Abstract

Cytologists must learn how to discriminate cells that might be visually very similar but have different neoplastic potential. The mechanism by which trainees learn this task is poorly researched and is the focus of the current investigation. Cognitive science offers a theoretical platform from which to design meaningful experiments that could lead to novel training strategies. The interpretation of a cell image is a category-discrimination task, and the process by which discrimination improves with practice is called perceptual learning. The study authors operationalized this concept by training 150 naive observers on paired cell images without providing explicit tuition, employing cervical cytology as a model system. Six strategies were tested, which differed according to the diagnostic category and level of interpretive difficulty of each image. Participants were tested before and after training to determine the extent to which visual learning had occurred. Diagnostic accuracy improved for participants who were trained on normal/abnormal image pairs in which at least one member of the pair was "easy" to interpret (P < .05).
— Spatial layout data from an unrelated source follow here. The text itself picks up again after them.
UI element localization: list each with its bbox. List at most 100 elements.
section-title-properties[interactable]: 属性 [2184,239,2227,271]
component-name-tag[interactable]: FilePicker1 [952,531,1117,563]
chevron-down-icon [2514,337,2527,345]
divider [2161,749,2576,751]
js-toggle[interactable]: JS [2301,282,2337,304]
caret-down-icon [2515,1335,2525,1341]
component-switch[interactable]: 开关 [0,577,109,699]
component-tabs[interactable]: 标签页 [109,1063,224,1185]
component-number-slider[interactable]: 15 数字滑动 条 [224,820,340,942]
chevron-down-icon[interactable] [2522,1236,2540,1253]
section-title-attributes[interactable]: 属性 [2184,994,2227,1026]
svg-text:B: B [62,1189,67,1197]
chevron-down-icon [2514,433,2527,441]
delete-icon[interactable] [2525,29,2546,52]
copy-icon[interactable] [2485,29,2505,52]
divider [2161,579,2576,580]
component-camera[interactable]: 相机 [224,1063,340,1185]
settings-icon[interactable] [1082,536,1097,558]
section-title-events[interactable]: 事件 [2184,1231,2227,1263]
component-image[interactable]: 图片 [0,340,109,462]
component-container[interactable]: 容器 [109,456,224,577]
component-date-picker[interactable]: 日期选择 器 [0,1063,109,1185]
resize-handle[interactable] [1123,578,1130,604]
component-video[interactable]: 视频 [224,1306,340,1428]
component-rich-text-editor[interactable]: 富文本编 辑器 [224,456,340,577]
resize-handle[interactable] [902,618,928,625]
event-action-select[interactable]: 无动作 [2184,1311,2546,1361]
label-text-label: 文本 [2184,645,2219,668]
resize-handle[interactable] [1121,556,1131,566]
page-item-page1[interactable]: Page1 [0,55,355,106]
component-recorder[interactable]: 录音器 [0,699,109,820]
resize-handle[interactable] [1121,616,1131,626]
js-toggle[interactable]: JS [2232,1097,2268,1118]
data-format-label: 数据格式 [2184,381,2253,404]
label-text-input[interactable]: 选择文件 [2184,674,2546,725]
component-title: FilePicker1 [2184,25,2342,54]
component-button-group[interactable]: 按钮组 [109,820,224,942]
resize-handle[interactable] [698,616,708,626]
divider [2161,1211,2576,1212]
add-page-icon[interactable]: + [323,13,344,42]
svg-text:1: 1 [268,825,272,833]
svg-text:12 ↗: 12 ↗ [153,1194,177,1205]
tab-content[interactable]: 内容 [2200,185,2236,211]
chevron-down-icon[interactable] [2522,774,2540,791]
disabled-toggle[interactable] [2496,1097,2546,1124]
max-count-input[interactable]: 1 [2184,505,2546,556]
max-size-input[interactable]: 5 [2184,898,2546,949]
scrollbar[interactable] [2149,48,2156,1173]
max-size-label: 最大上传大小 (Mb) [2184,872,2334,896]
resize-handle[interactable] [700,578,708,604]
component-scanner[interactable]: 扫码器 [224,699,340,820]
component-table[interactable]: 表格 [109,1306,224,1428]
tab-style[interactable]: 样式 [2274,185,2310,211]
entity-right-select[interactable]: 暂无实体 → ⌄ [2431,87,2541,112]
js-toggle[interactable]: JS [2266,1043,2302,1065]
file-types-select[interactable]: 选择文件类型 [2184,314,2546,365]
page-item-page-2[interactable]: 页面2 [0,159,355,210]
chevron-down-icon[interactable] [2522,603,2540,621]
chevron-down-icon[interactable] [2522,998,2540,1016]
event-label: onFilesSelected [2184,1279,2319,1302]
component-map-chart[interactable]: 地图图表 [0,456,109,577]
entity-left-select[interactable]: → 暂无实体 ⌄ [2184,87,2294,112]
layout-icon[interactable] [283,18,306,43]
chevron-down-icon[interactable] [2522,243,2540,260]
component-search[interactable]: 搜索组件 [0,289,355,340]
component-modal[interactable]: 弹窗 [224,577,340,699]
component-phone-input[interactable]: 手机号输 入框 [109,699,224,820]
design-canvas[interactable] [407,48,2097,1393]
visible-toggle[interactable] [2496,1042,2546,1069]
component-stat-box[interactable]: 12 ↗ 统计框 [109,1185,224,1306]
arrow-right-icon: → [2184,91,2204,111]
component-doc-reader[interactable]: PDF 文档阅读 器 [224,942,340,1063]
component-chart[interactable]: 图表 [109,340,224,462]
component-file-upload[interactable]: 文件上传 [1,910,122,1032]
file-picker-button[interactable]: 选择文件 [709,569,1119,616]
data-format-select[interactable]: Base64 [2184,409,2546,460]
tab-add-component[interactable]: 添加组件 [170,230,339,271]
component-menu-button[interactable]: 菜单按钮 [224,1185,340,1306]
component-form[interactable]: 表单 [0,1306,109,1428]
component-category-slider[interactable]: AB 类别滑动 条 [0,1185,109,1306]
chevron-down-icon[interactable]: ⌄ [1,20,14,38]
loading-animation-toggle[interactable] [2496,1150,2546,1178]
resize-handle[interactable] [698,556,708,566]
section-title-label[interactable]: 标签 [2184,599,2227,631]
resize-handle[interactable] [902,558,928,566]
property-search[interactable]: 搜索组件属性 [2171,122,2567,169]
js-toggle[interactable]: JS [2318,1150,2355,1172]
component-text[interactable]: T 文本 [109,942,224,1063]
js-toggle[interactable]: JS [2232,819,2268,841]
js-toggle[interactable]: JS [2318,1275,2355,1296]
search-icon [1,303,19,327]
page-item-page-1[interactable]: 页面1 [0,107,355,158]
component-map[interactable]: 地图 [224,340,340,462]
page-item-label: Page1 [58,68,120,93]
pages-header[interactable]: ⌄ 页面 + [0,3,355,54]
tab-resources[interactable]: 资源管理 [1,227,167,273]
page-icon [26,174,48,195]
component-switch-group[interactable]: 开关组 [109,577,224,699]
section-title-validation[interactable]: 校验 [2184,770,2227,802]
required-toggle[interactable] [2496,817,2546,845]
Training was not effective when image pairs were drawn from the same diagnostic category or when both members of the pair were "difficult" to interpret (P > .05). Training on paired cell images without explicit tuition can be an efficient and effective means of visual learning in cytopathology, but only if care is taken to avoid image pairs from category boundaries. Training on same-category image pairs is ineffective. This study is a step toward the development of perceptual learning modules for cytopathology.